Только что я открыла дверь – он из комнат выходит, высоко руку держит, благословил меня. Спросил, как мое имя.
Я сказала.
– Ну вот, Прасковья Александровна, вы просили, чтобы вашего младенца непременно сегодня похоронить…
– Да, – говорю, – я на месте, дольше остаться не могу…
– Так, пожалуйте в церковь; я уж послал за сторожем; сейчас и сам туда буду.
Я взяла гробик на руки, понесла к церкви – заперта церковь. Стою я, к зеленой железной двери головой прислонилась; темнеть начинало; ветер шевелил байковый платок, я им гробик закрыла. Долго мы с Колей ждали. Наконец, вижу, идет священник, а навстречу ему и сторож, папироска в зубах. Ну, батюшка сейчас на него закричал, как он к нему с папироской являться смеет; тот ему в ответ, что я, мол, не меньше вашего понимаю и все такое. Ссорятся. Священник рясу подобрал высоко, идут оба к нам. Наконец, и у самой церкви, а все не унимаются. Сторож ключом в замок не попадет, а батюшка мне его бранит:
– Каков, пьян!
В церкви пахло сыростью, было еще холоднее, чем на улице. Я поставила гробик на маленькую скамеечку посередине, перед алтарем, сняла крышку, в головах прилепила свечку тонкую, восковую.

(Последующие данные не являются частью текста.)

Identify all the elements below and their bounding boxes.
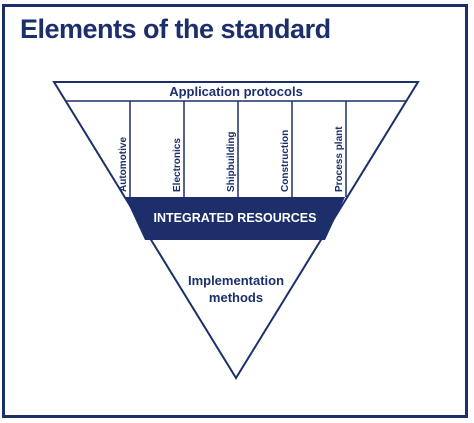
integrated-resources-band	[125, 197, 345, 240]
implementation-methods-label-line1: Implementation	[188, 273, 284, 288]
column-label-process-plant: Process plant	[334, 126, 345, 192]
application-protocols-label: Application protocols	[169, 84, 303, 99]
column-label-construction: Construction	[280, 130, 291, 192]
page-title: Elements of the standard	[20, 14, 331, 44]
integrated-resources-label: INTEGRATED RESOURCES	[154, 211, 317, 225]
application-columns: Automotive Electronics Shipbuilding Cons…	[118, 126, 345, 192]
column-dividers	[129, 101, 347, 197]
implementation-methods-label-line2: methods	[209, 290, 263, 305]
column-label-electronics: Electronics	[172, 138, 183, 192]
inverted-triangle	[52, 81, 420, 380]
column-label-automotive: Automotive	[118, 137, 129, 192]
column-label-shipbuilding: Shipbuilding	[226, 131, 237, 192]
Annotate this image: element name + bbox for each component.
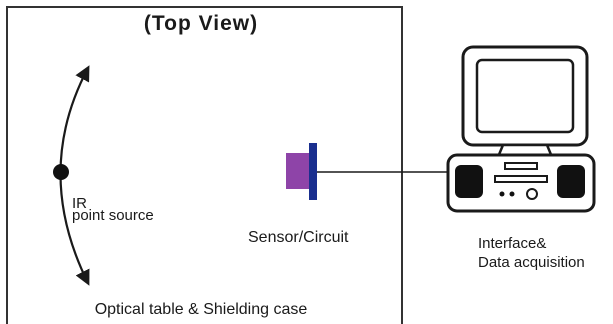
indicator-light-2 xyxy=(509,191,515,197)
computer-label-line2: Data acquisition xyxy=(478,254,585,271)
diagram-title: (Top View) xyxy=(143,12,259,35)
disk-slot-top xyxy=(504,162,538,170)
enclosure-label: Optical table & Shielding case xyxy=(94,301,308,318)
left-speaker xyxy=(455,165,483,198)
sensor-body xyxy=(286,153,309,189)
sensor-plate xyxy=(309,143,317,200)
monitor-screen xyxy=(475,58,575,134)
computer-icon xyxy=(446,45,596,213)
right-speaker xyxy=(557,165,585,198)
computer-label-line1: Interface& xyxy=(478,235,547,252)
sensor-label: Sensor/Circuit xyxy=(248,229,349,246)
ir-point-source-dot xyxy=(53,164,69,180)
shielding-case-box xyxy=(6,6,403,324)
indicator-light-1 xyxy=(499,191,505,197)
disk-slot-middle xyxy=(494,175,548,183)
power-button xyxy=(526,188,538,200)
ir-source-label-line2: point source xyxy=(72,207,154,224)
ir-source-label-line1: IR xyxy=(72,195,87,212)
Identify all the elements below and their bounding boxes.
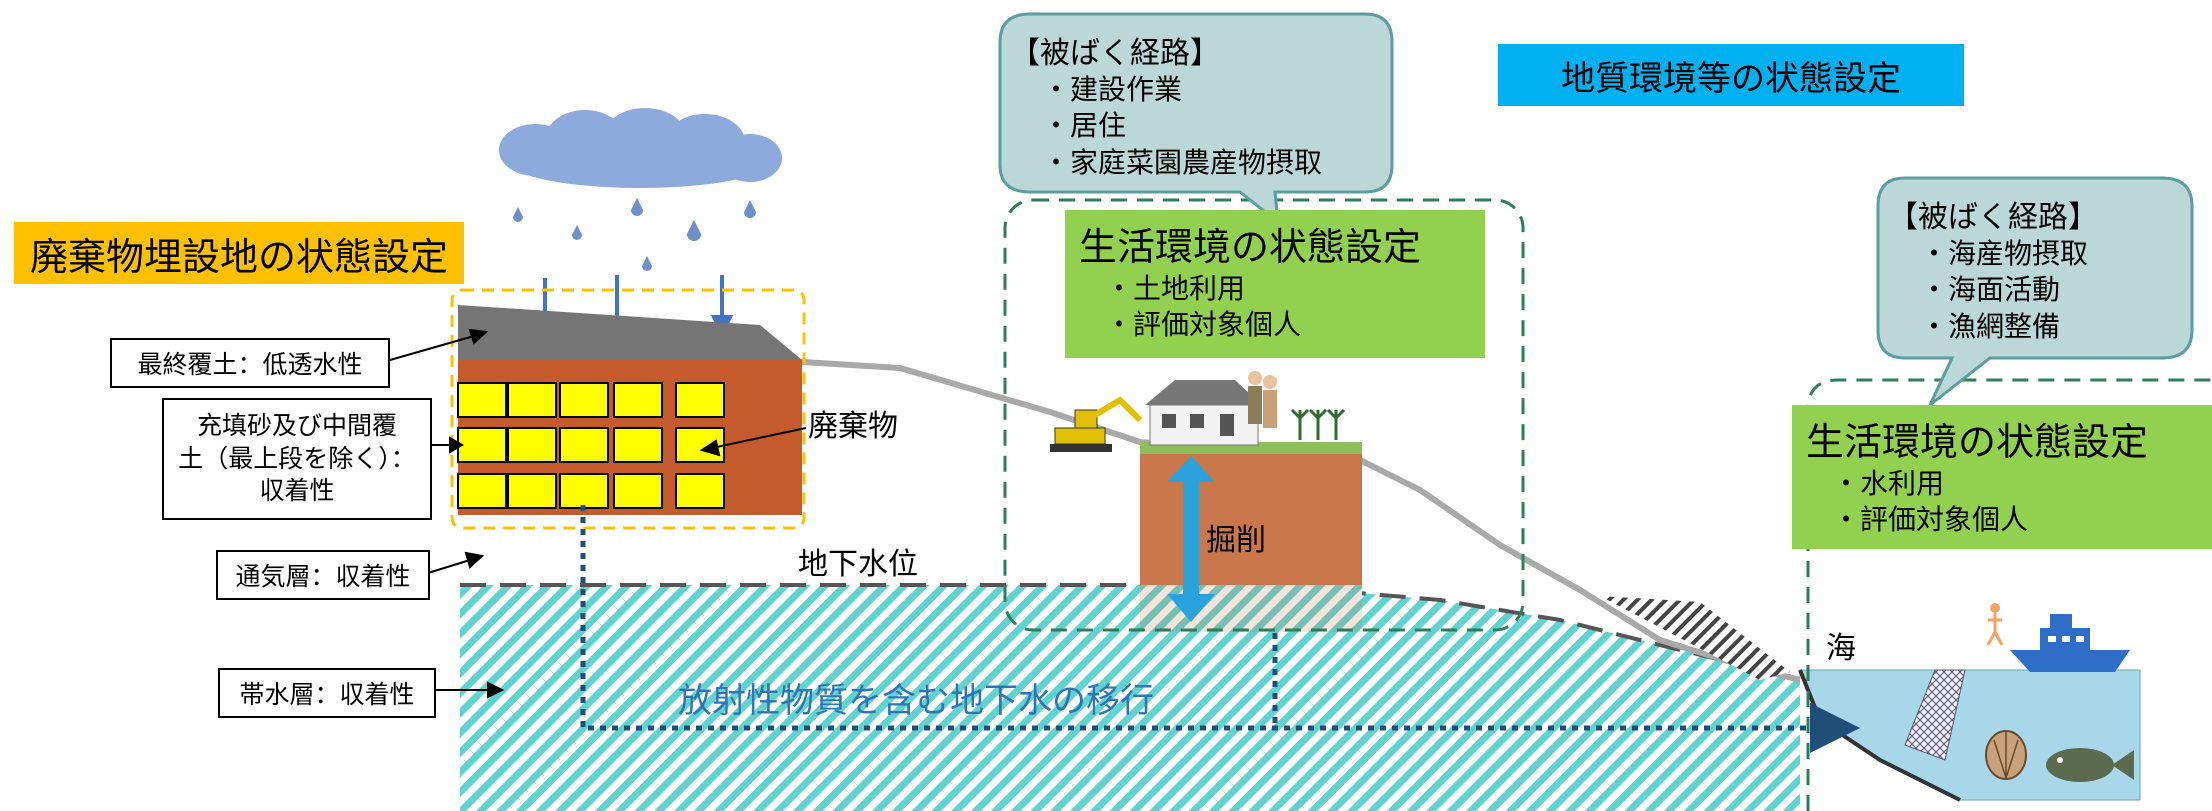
- migration-label: 放射性物質を含む地下水の移行: [678, 681, 1154, 721]
- landfill-state-header: 廃棄物埋設地の状態設定: [14, 222, 465, 284]
- exposure-land-item: ・建設作業: [1042, 73, 1183, 106]
- fill-sand-label: 充填砂及び中間覆 土（最上段を除く）： 収着性: [162, 398, 432, 520]
- exposure-sea-title: 【被ばく経路】: [1888, 200, 2098, 235]
- waste-blocks: [457, 382, 725, 509]
- final-cover-soil: [458, 305, 802, 360]
- fish-icon: [2046, 748, 2134, 782]
- waste-label: 廃棄物: [808, 409, 898, 444]
- rain-drops: [513, 198, 756, 271]
- boat-icon: [1986, 603, 2130, 672]
- living-env-sea-box: 生活環境の状態設定 ・水利用 ・評価対象個人: [1792, 405, 2212, 549]
- excavation-arrow: [1167, 456, 1215, 622]
- slope-hatch: [1600, 596, 1790, 680]
- fill-sand-label-line: 充填砂及び中間覆: [196, 411, 397, 441]
- exposure-sea-item: ・漁網整備: [1920, 309, 2061, 343]
- fill-sand-label-line: 収着性: [259, 476, 335, 506]
- aeration-zone-label: 通気層：収着性: [216, 550, 430, 600]
- exposure-sea-item: ・海産物摂取: [1920, 237, 2089, 270]
- exposure-land-item: ・家庭菜園農産物摂取: [1042, 145, 1323, 179]
- label-pointers: [389, 328, 807, 699]
- water-table-label: 地下水位: [798, 547, 918, 582]
- geology-state-header: 地質環境等の状態設定: [1498, 44, 1964, 106]
- ground-surface-line: [769, 357, 1801, 683]
- residents-icon: [1248, 371, 1277, 428]
- exposure-sea-item: ・海面活動: [1920, 273, 2061, 307]
- aquifer-area: [460, 585, 1800, 811]
- fishing-net-icon: [1904, 669, 1966, 761]
- excavation-label: 掘削: [1206, 523, 1266, 558]
- fill-sand-label-line: 土（最上段を除く）：: [178, 443, 416, 473]
- living-env-sea-title: 生活環境の状態設定: [1806, 420, 2149, 464]
- garden-plants-icon: [1290, 408, 1346, 440]
- living-env-sea-item: ・評価対象個人: [1832, 503, 2029, 537]
- migration-path: [580, 505, 1860, 753]
- living-env-land-title: 生活環境の状態設定: [1079, 225, 1422, 269]
- landfill-boundary: [450, 288, 806, 530]
- living-env-sea-item: ・水利用: [1832, 467, 1945, 500]
- exposure-land-item: ・居住: [1042, 109, 1127, 143]
- excavator-icon: [1050, 396, 1143, 452]
- rain-cloud-icon: [499, 108, 782, 188]
- exposure-land-title: 【被ばく経路】: [1010, 36, 1220, 71]
- living-env-land-item: ・土地利用: [1105, 272, 1246, 305]
- exposure-land-text: 【被ばく経路】 ・建設作業 ・居住 ・家庭菜園農産物摂取: [1010, 28, 1322, 181]
- final-cover-label: 最終覆土：低透水性: [110, 338, 390, 388]
- aquifer-label: 帯水層：収着性: [218, 668, 436, 718]
- exposure-bubble-sea: [1876, 176, 2194, 407]
- exposure-sea-text: 【被ばく経路】 ・海産物摂取 ・海面活動 ・漁網整備: [1888, 192, 2098, 345]
- living-env-land-box: 生活環境の状態設定 ・土地利用 ・評価対象個人: [1065, 210, 1485, 358]
- living-env-land-item: ・評価対象個人: [1105, 308, 1302, 342]
- land-env-frame: [1003, 198, 1525, 632]
- shell-icon: [1985, 730, 2027, 780]
- sea-label: 海: [1826, 631, 1856, 666]
- house-icon: [1145, 380, 1262, 446]
- exposure-bubble-land: [998, 12, 1394, 226]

Прошло немного времени, вышел священник из алтаря, и прямо к сторожу:
– Где псалтырь?
– А я-то почему знаю?
– Опять твоих рук дело…
Голоса их громко раздавались по церкви; я ждала; сторож не унимался. Тогда я подошла к нему:
– Вот тебе двугривенный, – говорю, – замолчи ты! Ну, он утих немного.

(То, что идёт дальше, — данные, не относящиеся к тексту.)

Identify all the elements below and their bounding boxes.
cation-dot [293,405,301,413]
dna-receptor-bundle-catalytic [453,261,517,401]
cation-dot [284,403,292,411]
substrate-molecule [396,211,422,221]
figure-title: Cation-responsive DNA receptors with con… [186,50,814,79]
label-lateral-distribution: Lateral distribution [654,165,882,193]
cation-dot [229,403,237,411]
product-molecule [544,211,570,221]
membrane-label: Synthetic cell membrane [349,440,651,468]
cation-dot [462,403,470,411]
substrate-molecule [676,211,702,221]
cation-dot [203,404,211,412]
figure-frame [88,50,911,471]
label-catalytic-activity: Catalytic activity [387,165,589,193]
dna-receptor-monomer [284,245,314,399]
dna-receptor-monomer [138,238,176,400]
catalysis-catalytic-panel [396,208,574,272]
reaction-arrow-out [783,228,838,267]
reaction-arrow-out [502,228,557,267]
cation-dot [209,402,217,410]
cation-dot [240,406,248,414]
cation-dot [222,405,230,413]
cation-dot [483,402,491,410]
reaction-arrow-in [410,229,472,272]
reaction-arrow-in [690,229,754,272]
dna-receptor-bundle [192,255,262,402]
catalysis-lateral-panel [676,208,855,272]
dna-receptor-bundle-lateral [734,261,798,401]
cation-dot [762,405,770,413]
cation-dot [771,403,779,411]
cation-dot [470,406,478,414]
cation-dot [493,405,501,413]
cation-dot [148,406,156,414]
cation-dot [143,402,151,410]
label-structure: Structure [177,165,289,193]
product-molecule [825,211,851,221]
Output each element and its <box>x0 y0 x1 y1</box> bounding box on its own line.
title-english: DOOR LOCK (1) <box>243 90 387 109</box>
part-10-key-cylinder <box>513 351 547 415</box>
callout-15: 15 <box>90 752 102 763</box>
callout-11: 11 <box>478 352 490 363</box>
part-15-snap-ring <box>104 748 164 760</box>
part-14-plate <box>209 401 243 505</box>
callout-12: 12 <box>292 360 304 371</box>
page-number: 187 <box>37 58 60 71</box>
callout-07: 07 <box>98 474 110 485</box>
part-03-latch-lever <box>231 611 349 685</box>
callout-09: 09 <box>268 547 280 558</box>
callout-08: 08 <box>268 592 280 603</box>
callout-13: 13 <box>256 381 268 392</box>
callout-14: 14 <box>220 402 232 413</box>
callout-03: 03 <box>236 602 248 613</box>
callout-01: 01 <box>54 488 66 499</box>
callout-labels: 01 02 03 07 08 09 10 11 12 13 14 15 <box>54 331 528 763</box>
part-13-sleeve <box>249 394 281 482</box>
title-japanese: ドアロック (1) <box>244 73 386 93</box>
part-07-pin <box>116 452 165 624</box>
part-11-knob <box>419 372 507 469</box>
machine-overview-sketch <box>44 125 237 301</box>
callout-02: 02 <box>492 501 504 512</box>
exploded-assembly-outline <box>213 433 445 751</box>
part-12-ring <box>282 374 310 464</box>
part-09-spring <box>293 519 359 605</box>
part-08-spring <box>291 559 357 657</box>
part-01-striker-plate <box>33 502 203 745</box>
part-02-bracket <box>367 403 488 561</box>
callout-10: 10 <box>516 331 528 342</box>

Наступили сумерки. В церкви темнело. Только свечка освещала гробик. Мой мальчик лежал такой бледный и маленький посреди церкви. Сторож зажег лампадку перед образом Божией Матери. Кое-где засияли серебряные ризы на иконах. Лик Богородицы светился, а наверху, под черными сводами, сделалось еще темнее.
Священник начал читать.
Я стала на колени. Помню, сначала мне было очень так горько и обидно, что сторож грубил, и так не хорошо было на душе, что я и плакать не могла.
Священник читал громко и внятно; я любила св. Писание, у меня свой был псалтырь, и я даже иные места на память знала. Понемногу я начала вслушиваться в святые слова.

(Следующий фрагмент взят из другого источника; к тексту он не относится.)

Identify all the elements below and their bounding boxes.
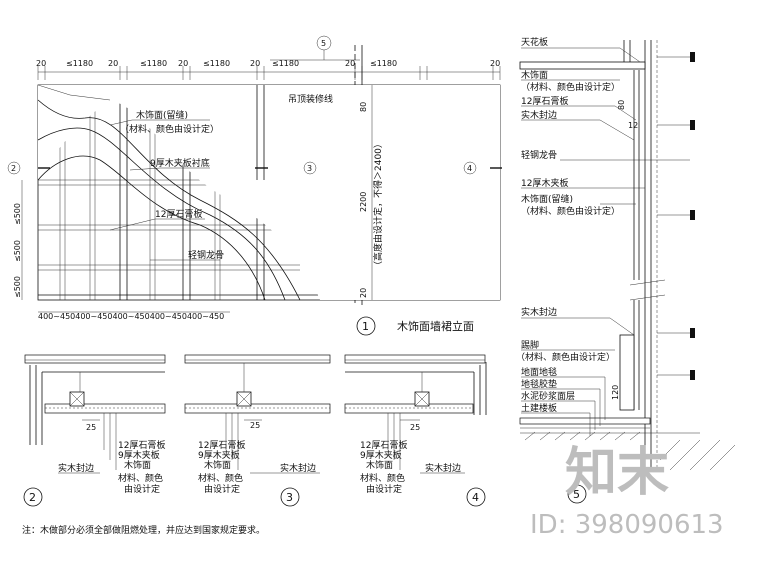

Я подняла глаза и увидела лик Божией Матери, освещенный лампадкой; он один в темной, большой церкви казался таким добрым и светлым. Я смотрела на Святого Младенца на руках у Матери: он был живой, щечки розовые, веселый… А мой лежал с закрытыми глазами, холодный, желтый…
Я молилась, чтобы Божия Матерь облегчила мое горе; мне казалось, что она смотрит на меня ласково, жалеет меня.
И вдруг я подумала: ведь и мой мальчик, может быть, теперь счастливый и живой у Бога. Мне стало легче; я забыла и сторожа пьяного, и темную могилу, куда сейчас положат Колю, и мою обиду – все забыла; я припала лицом к холодному полу; слезы полились у меня, отрадные и тихие.